Face à la multiplication des attaques de loups, les éleveurs d'Occitanie exigent des actions fortes et réclament une régulation accrue pour protéger leurs troupeaux et leurs modes de vie. Depuis le 30 avril, 30 animaux ont été tués ou gravement blessés par des loups sur le Larzac, soit un tous les deux jours. Avec plusieurs autres associations réunies sous la bannière "Pâturage et Biodiversité", Cercle 12 lance un "appel urgent" au ministère de la Transition écologique pour "neutraliser les prédateurs". Entretien avec Mélanie Brunet, présidente de l'association aveyronnaise qui milite pour une meilleure régulation du loup.
Pourquoi un nouvel appel au ministère ?
Bien que le statut de protection du loup ait été abaissé depuis le 7 juin, il est crucial de mettre à jour le plan loup et les arrêtés encadrant les prélèvements.
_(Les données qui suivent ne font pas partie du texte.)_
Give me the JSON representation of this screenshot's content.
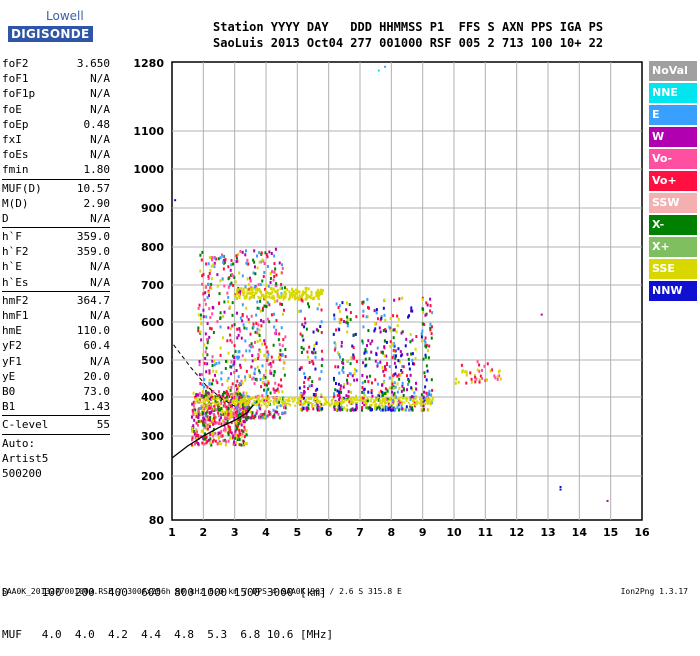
{
  "logo": {
    "line1": "Lowell",
    "line2": "DIGISONDE"
  },
  "header": {
    "line1": "Station YYYY DAY   DDD HHMMSS P1  FFS S AXN PPS IGA PS",
    "line2": "SaoLuis 2013 Oct04 277 001000 RSF 005 2 713 100 10+ 22"
  },
  "params_group1": [
    {
      "label": "foF2",
      "value": "3.650"
    },
    {
      "label": "foF1",
      "value": "N/A"
    },
    {
      "label": "foF1p",
      "value": "N/A"
    },
    {
      "label": "foE",
      "value": "N/A"
    },
    {
      "label": "foEp",
      "value": "0.48"
    },
    {
      "label": "fxI",
      "value": "N/A"
    },
    {
      "label": "foEs",
      "value": "N/A"
    },
    {
      "label": "fmin",
      "value": "1.80"
    }
  ],
  "params_group2": [
    {
      "label": "MUF(D)",
      "value": "10.57"
    },
    {
      "label": "M(D)",
      "value": "2.90"
    },
    {
      "label": "D",
      "value": "N/A"
    }
  ],
  "params_group3": [
    {
      "label": "h`F",
      "value": "359.0"
    },
    {
      "label": "h`F2",
      "value": "359.0"
    },
    {
      "label": "h`E",
      "value": "N/A"
    },
    {
      "label": "h`Es",
      "value": "N/A"
    }
  ],
  "params_group4": [
    {
      "label": "hmF2",
      "value": "364.7"
    },
    {
      "label": "hmF1",
      "value": "N/A"
    },
    {
      "label": "hmE",
      "value": "110.0"
    },
    {
      "label": "yF2",
      "value": "60.4"
    },
    {
      "label": "yF1",
      "value": "N/A"
    },
    {
      "label": "yE",
      "value": "20.0"
    },
    {
      "label": "B0",
      "value": "73.0"
    },
    {
      "label": "B1",
      "value": "1.43"
    }
  ],
  "params_group5": [
    {
      "label": "C-level",
      "value": "55"
    }
  ],
  "params_group6": [
    {
      "label": "Auto:",
      "value": ""
    },
    {
      "label": "Artist5",
      "value": ""
    },
    {
      "label": "500200",
      "value": ""
    }
  ],
  "legend": [
    {
      "label": "NoVal",
      "color": "#a0a0a0"
    },
    {
      "label": "NNE",
      "color": "#00e5ee"
    },
    {
      "label": "E",
      "color": "#3aa0ff"
    },
    {
      "label": "W",
      "color": "#b000b0"
    },
    {
      "label": "Vo-",
      "color": "#ff4fa0"
    },
    {
      "label": "Vo+",
      "color": "#ff1040"
    },
    {
      "label": "SSW",
      "color": "#f4b0b0"
    },
    {
      "label": "X-",
      "color": "#008000"
    },
    {
      "label": "X+",
      "color": "#7fbf5f"
    },
    {
      "label": "SSE",
      "color": "#d8d800"
    },
    {
      "label": "NNW",
      "color": "#1010d0"
    }
  ],
  "bottom_table": {
    "d_row": "D     100  200  400  600  800 1000 1500 3000 [km]",
    "muf_row": "MUF   4.0  4.0  4.2  4.4  4.8  5.3  6.8 10.6 [MHz]"
  },
  "footer": {
    "left": "SAA0K_2013277001000.RSF / 300fx256h 50 kHz 5.0 km / DPS-4 SAA0K 903 / 2.6 S 315.8 E",
    "right": "Ion2Png 1.3.17"
  },
  "chart_data": {
    "type": "scatter",
    "title": "",
    "xlabel": "",
    "ylabel": "",
    "xlim": [
      1,
      16
    ],
    "ylim": [
      80,
      1300
    ],
    "x_ticks": [
      1,
      2,
      3,
      4,
      5,
      6,
      7,
      8,
      9,
      10,
      11,
      12,
      13,
      14,
      15,
      16
    ],
    "y_ticks": [
      80,
      200,
      300,
      400,
      500,
      600,
      700,
      800,
      900,
      1000,
      1100,
      1280
    ],
    "grid": true,
    "y_scale": "nonlinear (virtual height)",
    "clusters": [
      {
        "name": "o-trace low",
        "x_range": [
          1.6,
          3.4
        ],
        "y_range": [
          280,
          420
        ],
        "colors": [
          "#ff1040",
          "#b000b0",
          "#d8d800",
          "#008000",
          "#ff4fa0"
        ]
      },
      {
        "name": "F spread",
        "x_range": [
          1.8,
          4.6
        ],
        "y_range": [
          350,
          800
        ],
        "colors": [
          "#ff1040",
          "#b000b0",
          "#ff4fa0",
          "#3aa0ff",
          "#008000",
          "#d8d800"
        ]
      },
      {
        "name": "band 2nd hop",
        "x_range": [
          2.9,
          5.8
        ],
        "y_range": [
          665,
          695
        ],
        "colors": [
          "#d8d800"
        ]
      },
      {
        "name": "columns 5-9",
        "x_range": [
          5.0,
          9.3
        ],
        "y_range": [
          360,
          680
        ],
        "colors": [
          "#ff1040",
          "#b000b0",
          "#1010d0",
          "#d8d800",
          "#3aa0ff",
          "#008000"
        ]
      },
      {
        "name": "sparse 10-11",
        "x_range": [
          10.0,
          11.5
        ],
        "y_range": [
          440,
          500
        ],
        "colors": [
          "#d8d800",
          "#ff4fa0",
          "#ff1040"
        ]
      }
    ],
    "isolated_points": [
      {
        "x": 7.6,
        "y": 1260,
        "color": "#00e5ee"
      },
      {
        "x": 7.8,
        "y": 1270,
        "color": "#3aa0ff"
      },
      {
        "x": 13.4,
        "y": 170,
        "color": "#1010d0"
      },
      {
        "x": 13.4,
        "y": 163,
        "color": "#1010d0"
      },
      {
        "x": 14.9,
        "y": 132,
        "color": "#b000b0"
      },
      {
        "x": 12.8,
        "y": 620,
        "color": "#b000b0"
      },
      {
        "x": 1.1,
        "y": 920,
        "color": "#1010d0"
      }
    ],
    "profile_curve": {
      "x": [
        1.0,
        1.5,
        2.0,
        2.5,
        3.0,
        3.4,
        3.6
      ],
      "y": [
        245,
        275,
        300,
        322,
        340,
        360,
        380
      ]
    },
    "dashed_curve": {
      "x": [
        1.05,
        1.6,
        2.1,
        2.6,
        3.1
      ],
      "y": [
        540,
        480,
        430,
        395,
        372
      ]
    }
  }
}
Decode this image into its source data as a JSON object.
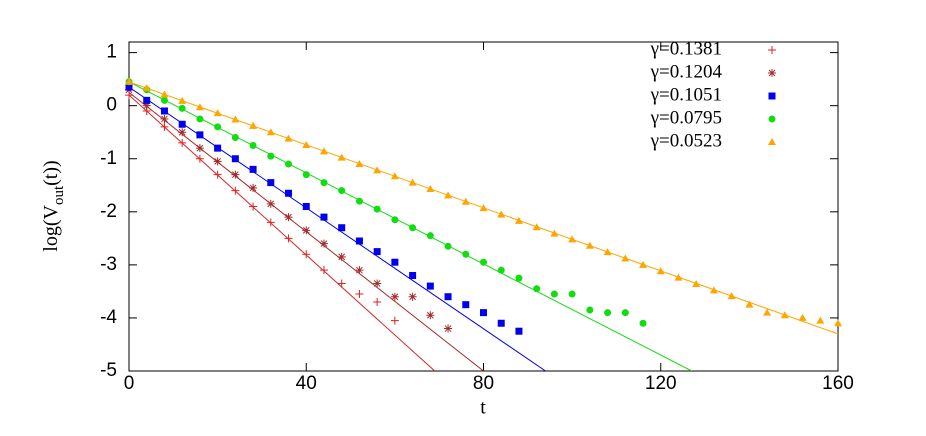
{
  "chart_data": {
    "type": "scatter",
    "xlabel": "t",
    "ylabel": [
      "log(V",
      "out",
      "(t))"
    ],
    "xlim": [
      0,
      160
    ],
    "ylim": [
      -5,
      1.2
    ],
    "xticks": [
      0,
      40,
      80,
      120,
      160
    ],
    "yticks": [
      1,
      0,
      -1,
      -2,
      -3,
      -4,
      -5
    ],
    "legend": "top-right",
    "series": [
      {
        "name": "γ=0.1381",
        "color": "#dd2222",
        "marker": "plus",
        "x": [
          0,
          4,
          8,
          12,
          16,
          20,
          24,
          28,
          32,
          36,
          40,
          44,
          48,
          52,
          56,
          60
        ],
        "values": [
          0.2,
          -0.1,
          -0.4,
          -0.7,
          -1.0,
          -1.3,
          -1.6,
          -1.9,
          -2.2,
          -2.5,
          -2.8,
          -3.1,
          -3.35,
          -3.55,
          -3.7,
          -4.05
        ],
        "fit": {
          "x": [
            0,
            69
          ],
          "values": [
            0.2,
            -5
          ]
        }
      },
      {
        "name": "γ=0.1204",
        "color": "#a52a2a",
        "marker": "star",
        "x": [
          0,
          4,
          8,
          12,
          16,
          20,
          24,
          28,
          32,
          36,
          40,
          44,
          48,
          52,
          56,
          60,
          64,
          68,
          72
        ],
        "values": [
          0.3,
          0.0,
          -0.25,
          -0.5,
          -0.8,
          -1.05,
          -1.3,
          -1.55,
          -1.85,
          -2.1,
          -2.35,
          -2.6,
          -2.85,
          -3.1,
          -3.35,
          -3.6,
          -3.6,
          -3.95,
          -4.2
        ],
        "fit": {
          "x": [
            0,
            80
          ],
          "values": [
            0.25,
            -5
          ]
        }
      },
      {
        "name": "γ=0.1051",
        "color": "#0000ee",
        "marker": "square",
        "x": [
          0,
          4,
          8,
          12,
          16,
          20,
          24,
          28,
          32,
          36,
          40,
          44,
          48,
          52,
          56,
          60,
          64,
          68,
          72,
          76,
          80,
          84,
          88
        ],
        "values": [
          0.35,
          0.1,
          -0.1,
          -0.35,
          -0.55,
          -0.8,
          -1.0,
          -1.2,
          -1.45,
          -1.65,
          -1.9,
          -2.1,
          -2.3,
          -2.55,
          -2.75,
          -2.95,
          -3.2,
          -3.4,
          -3.6,
          -3.75,
          -3.9,
          -4.1,
          -4.25
        ],
        "fit": {
          "x": [
            0,
            94
          ],
          "values": [
            0.35,
            -5
          ]
        }
      },
      {
        "name": "γ=0.0795",
        "color": "#11dd11",
        "marker": "circle",
        "x": [
          0,
          4,
          8,
          12,
          16,
          20,
          24,
          28,
          32,
          36,
          40,
          44,
          48,
          52,
          56,
          60,
          64,
          68,
          72,
          76,
          80,
          84,
          88,
          92,
          96,
          100,
          104,
          108,
          112,
          116
        ],
        "values": [
          0.45,
          0.3,
          0.1,
          -0.05,
          -0.25,
          -0.4,
          -0.6,
          -0.75,
          -0.95,
          -1.1,
          -1.3,
          -1.45,
          -1.6,
          -1.8,
          -1.95,
          -2.15,
          -2.3,
          -2.45,
          -2.65,
          -2.8,
          -2.95,
          -3.1,
          -3.25,
          -3.45,
          -3.55,
          -3.55,
          -3.85,
          -3.9,
          -3.9,
          -4.1
        ],
        "fit": {
          "x": [
            0,
            127
          ],
          "values": [
            0.45,
            -5
          ]
        }
      },
      {
        "name": "γ=0.0523",
        "color": "#ffa500",
        "marker": "triangle",
        "x": [
          0,
          4,
          8,
          12,
          16,
          20,
          24,
          28,
          32,
          36,
          40,
          44,
          48,
          52,
          56,
          60,
          64,
          68,
          72,
          76,
          80,
          84,
          88,
          92,
          96,
          100,
          104,
          108,
          112,
          116,
          120,
          124,
          128,
          132,
          136,
          140,
          144,
          148,
          152,
          156,
          160
        ],
        "values": [
          0.45,
          0.33,
          0.21,
          0.09,
          -0.03,
          -0.14,
          -0.26,
          -0.38,
          -0.5,
          -0.62,
          -0.74,
          -0.86,
          -0.98,
          -1.1,
          -1.22,
          -1.33,
          -1.45,
          -1.57,
          -1.69,
          -1.81,
          -1.93,
          -2.05,
          -2.17,
          -2.29,
          -2.41,
          -2.52,
          -2.64,
          -2.76,
          -2.88,
          -3.0,
          -3.12,
          -3.24,
          -3.36,
          -3.48,
          -3.59,
          -3.75,
          -3.9,
          -3.95,
          -4.0,
          -4.05,
          -4.1
        ],
        "fit": {
          "x": [
            0,
            160
          ],
          "values": [
            0.45,
            -4.3
          ]
        }
      }
    ]
  }
}
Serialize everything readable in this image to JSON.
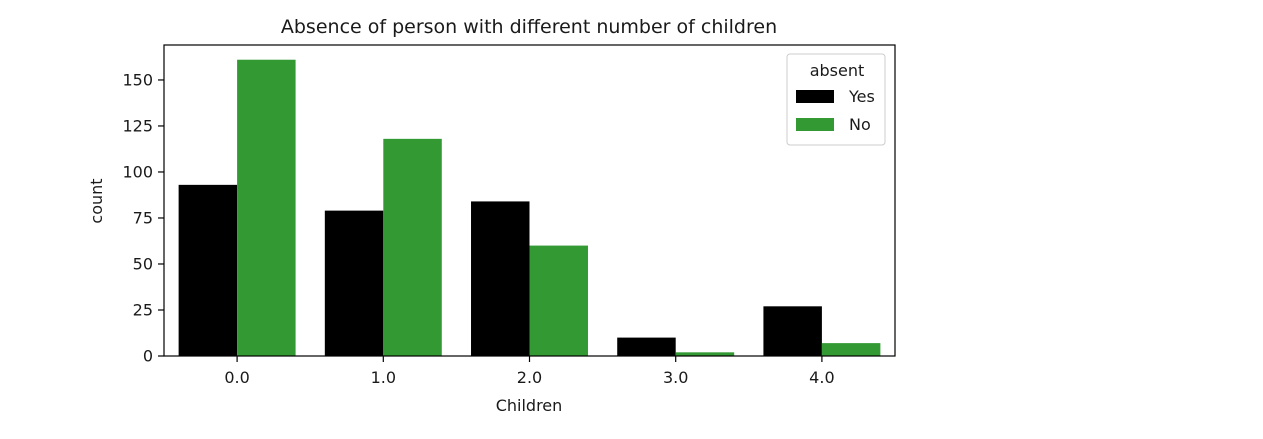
{
  "chart_data": {
    "type": "bar",
    "title": "Absence of person with different number of children",
    "xlabel": "Children",
    "ylabel": "count",
    "categories": [
      "0.0",
      "1.0",
      "2.0",
      "3.0",
      "4.0"
    ],
    "series": [
      {
        "name": "Yes",
        "color": "#000000",
        "values": [
          93,
          79,
          84,
          10,
          27
        ]
      },
      {
        "name": "No",
        "color": "#339933",
        "values": [
          161,
          118,
          60,
          2,
          7
        ]
      }
    ],
    "yticks": [
      0,
      25,
      50,
      75,
      100,
      125,
      150
    ],
    "ylim": [
      0,
      169
    ],
    "legend": {
      "title": "absent",
      "position": "top-right"
    },
    "grid": false
  }
}
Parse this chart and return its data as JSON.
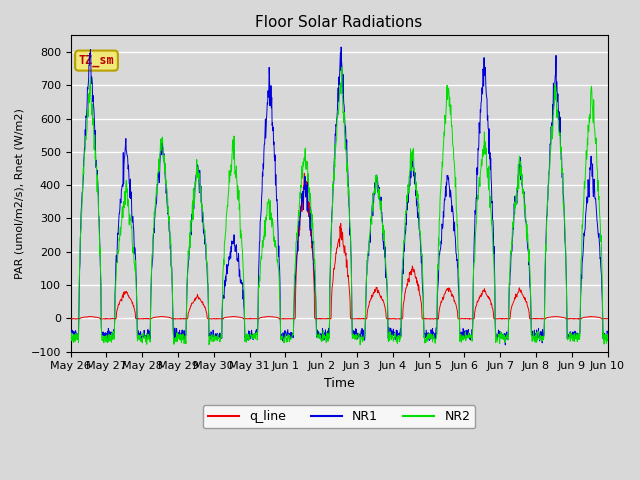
{
  "title": "Floor Solar Radiations",
  "xlabel": "Time",
  "ylabel": "PAR (umol/m2/s), Rnet (W/m2)",
  "ylim": [
    -100,
    850
  ],
  "yticks": [
    -100,
    0,
    100,
    200,
    300,
    400,
    500,
    600,
    700,
    800
  ],
  "background_color": "#d8d8d8",
  "plot_bg_color": "#d8d8d8",
  "annotation_text": "TZ_sm",
  "annotation_bg": "#f0e878",
  "annotation_border": "#b8a000",
  "line_colors": {
    "q_line": "#ee0000",
    "NR1": "#0000dd",
    "NR2": "#00dd00"
  },
  "legend_labels": [
    "q_line",
    "NR1",
    "NR2"
  ],
  "n_days": 15,
  "tick_labels": [
    "May 26",
    "May 27",
    "May 28",
    "May 29",
    "May 30",
    "May 31",
    "Jun 1",
    "Jun 2",
    "Jun 3",
    "Jun 4",
    "Jun 5",
    "Jun 6",
    "Jun 7",
    "Jun 8",
    "Jun 9",
    "Jun 10"
  ],
  "peaks_NR1": [
    790,
    520,
    530,
    450,
    240,
    720,
    415,
    790,
    435,
    475,
    435,
    760,
    465,
    750,
    465
  ],
  "peaks_NR2": [
    700,
    390,
    540,
    450,
    510,
    345,
    505,
    720,
    430,
    505,
    695,
    540,
    465,
    690,
    670
  ],
  "peaks_q": [
    5,
    80,
    5,
    65,
    5,
    5,
    420,
    265,
    90,
    150,
    90,
    85,
    85,
    5,
    5
  ],
  "night_NR1": -50,
  "night_NR2": -58,
  "night_q": -2,
  "pts_per_day": 96,
  "linewidth": 0.7
}
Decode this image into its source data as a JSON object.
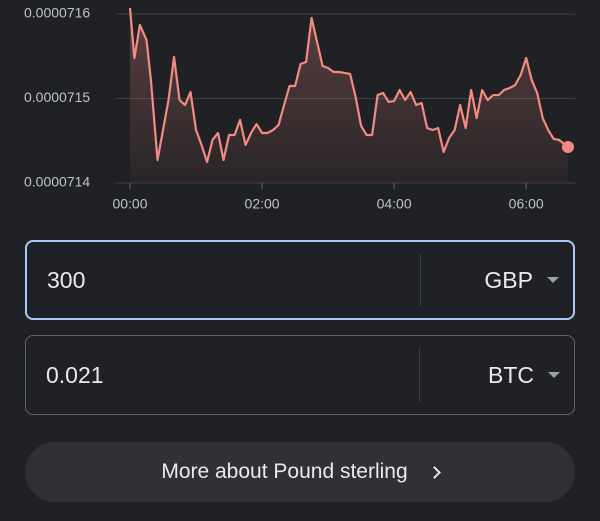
{
  "chart_data": {
    "type": "line",
    "x": [
      0,
      4,
      9,
      15,
      19,
      25,
      30,
      35,
      40,
      45,
      50,
      55,
      60,
      65,
      70,
      75,
      80,
      85,
      90,
      95,
      100,
      105,
      110,
      115,
      120,
      125,
      130,
      135,
      140,
      145,
      150,
      155,
      160,
      165,
      170,
      175,
      180,
      185,
      190,
      195,
      200,
      205,
      210,
      215,
      220,
      225,
      230,
      235,
      240,
      245,
      250,
      255,
      260,
      265,
      270,
      275,
      280,
      285,
      290,
      295,
      300,
      305,
      310,
      315,
      320,
      325,
      330,
      335,
      340,
      345,
      350,
      355,
      360,
      365,
      370,
      375,
      380,
      385,
      390,
      398
    ],
    "series": [
      {
        "color": "#f28b82",
        "values": [
          7.16071e-05,
          7.15479e-05,
          7.1587e-05,
          7.15692e-05,
          7.15219e-05,
          7.14272e-05,
          7.14627e-05,
          7.14982e-05,
          7.15491e-05,
          7.14982e-05,
          7.14923e-05,
          7.15077e-05,
          7.14627e-05,
          7.1445e-05,
          7.14249e-05,
          7.14509e-05,
          7.14592e-05,
          7.14272e-05,
          7.14568e-05,
          7.14568e-05,
          7.14746e-05,
          7.1445e-05,
          7.14592e-05,
          7.14698e-05,
          7.14592e-05,
          7.14592e-05,
          7.14627e-05,
          7.14686e-05,
          7.14923e-05,
          7.15148e-05,
          7.15148e-05,
          7.15408e-05,
          7.15432e-05,
          7.15953e-05,
          7.15669e-05,
          7.15385e-05,
          7.15361e-05,
          7.15314e-05,
          7.15314e-05,
          7.15302e-05,
          7.1529e-05,
          7.15018e-05,
          7.14675e-05,
          7.14568e-05,
          7.14568e-05,
          7.15041e-05,
          7.15065e-05,
          7.14959e-05,
          7.1497e-05,
          7.15101e-05,
          7.14982e-05,
          7.15077e-05,
          7.14923e-05,
          7.14947e-05,
          7.14651e-05,
          7.14627e-05,
          7.14651e-05,
          7.14367e-05,
          7.14533e-05,
          7.14627e-05,
          7.14923e-05,
          7.14651e-05,
          7.15101e-05,
          7.14769e-05,
          7.15101e-05,
          7.14982e-05,
          7.15041e-05,
          7.15041e-05,
          7.15101e-05,
          7.15124e-05,
          7.1516e-05,
          7.15278e-05,
          7.15479e-05,
          7.15219e-05,
          7.15065e-05,
          7.14769e-05,
          7.14627e-05,
          7.14521e-05,
          7.14509e-05,
          7.14426e-05
        ]
      }
    ],
    "xlim": [
      0,
      398
    ],
    "xticks": [
      {
        "value": 0,
        "label": "00:00"
      },
      {
        "value": 120,
        "label": "02:00"
      },
      {
        "value": 240,
        "label": "04:00"
      },
      {
        "value": 360,
        "label": "06:00"
      }
    ],
    "ylim": [
      7.14e-05,
      7.16e-05
    ],
    "yticks": [
      {
        "value": 7.14e-05,
        "label": "0.0000714"
      },
      {
        "value": 7.15e-05,
        "label": "0.0000715"
      },
      {
        "value": 7.16e-05,
        "label": "0.0000716"
      }
    ],
    "grid": true
  },
  "converter": {
    "from": {
      "amount": "300",
      "currency": "GBP"
    },
    "to": {
      "amount": "0.021",
      "currency": "BTC"
    }
  },
  "button": {
    "label": "More about Pound sterling"
  }
}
Nous constatons même des régressions, comme la demande de la préfète de procéder à des tirs seulement après deux attaques. Cette prudence excessive prouve que le nombre de loups est sous-évalué, alors que le quota annuel menace d'être rapidement dépassé. Nous demandons son augmentation ou sa suppression, d'autant que le comptage des loups est biaisé.
Accusations contre l'OFB
Nous pensons que l'OFB annonce une baisse des loups, ce qui est irréaliste. Les mouvements des loups sur le terrain ne suivent pas cette logique. En 2019, la fédération de chasse de la Drôme a organisé un comptage indépendant et a enregistré 90-95 loups alors que l'OFB en comptait 38. Depuis, l'OFB locale a dit qu'il y avait entre 200 et 300 loups dans la Drôme, mais ils ont été réprimés.
Mesures urgentes préconisées
Nous préconisons d'éradiquer des meutes entières là où elles posent problème. C'est pratiqué ailleurs, en Suisse et en Suède. Si une meute est habituée à attaquer des troupeaux, il est plus judicieux de l'enlever en entier, selon l'observation du territoire.
Une approche radicale ?
Sans régulation forte, la situation va empirer. Le plan lancé en 2018 prévoyait 500 loups, un objectif atteint dès 2019. Depuis, la population a doublé, faisant des ravages sur nos troupeaux et mettant en péril l'élevage en plein air, essentiel au maintien de la biodiversité. La présence des loups concerne 80 départements aujourd'hui en France. La situation est devenue incontrôlable et pose un vrai problème sur les élevages.
Opinion publique et bien-être animal
Certes, expliquer aux gens la réalité vécue par les éleveurs change les choses. La menace quotidienne des attaques transforme leurs vies et celles de leurs familles. Le bien-être animal est important, mais pas au détriment de notre mode de vie. Les chiffres officiels, comme les 1 000 brebis en Occitanie, sont sous-évalués. Relever le quota ne signifie pas tuer systématiquement, mais avoir la marge nécessaire pour protéger nos troupeaux.
Sanctions contre certaines associations
Certaines associations, bien que subventionnées, entravent les actions de tir de défense en perturbant sur le terrain. Ce n'est pas acceptable qu'elles compliquent les actions de défense des éleveurs.
Un loup mort est-il la seule solution ?
Je ne veux pas dire ça, parce que ce ne sont pas des formules qui correspondent à notre état d'esprit, mais tant que les loups viennent prélever sur nos troupeaux plutôt que des animaux sauvages, il faudra faire un choix. Si dès le départ, il y avait eu des tirs pour faire comprendre aux loups qu'il y a un danger létal à s'approcher des troupeaux, peut-être ne seraient-ils pas venus comme ça tous les soirs.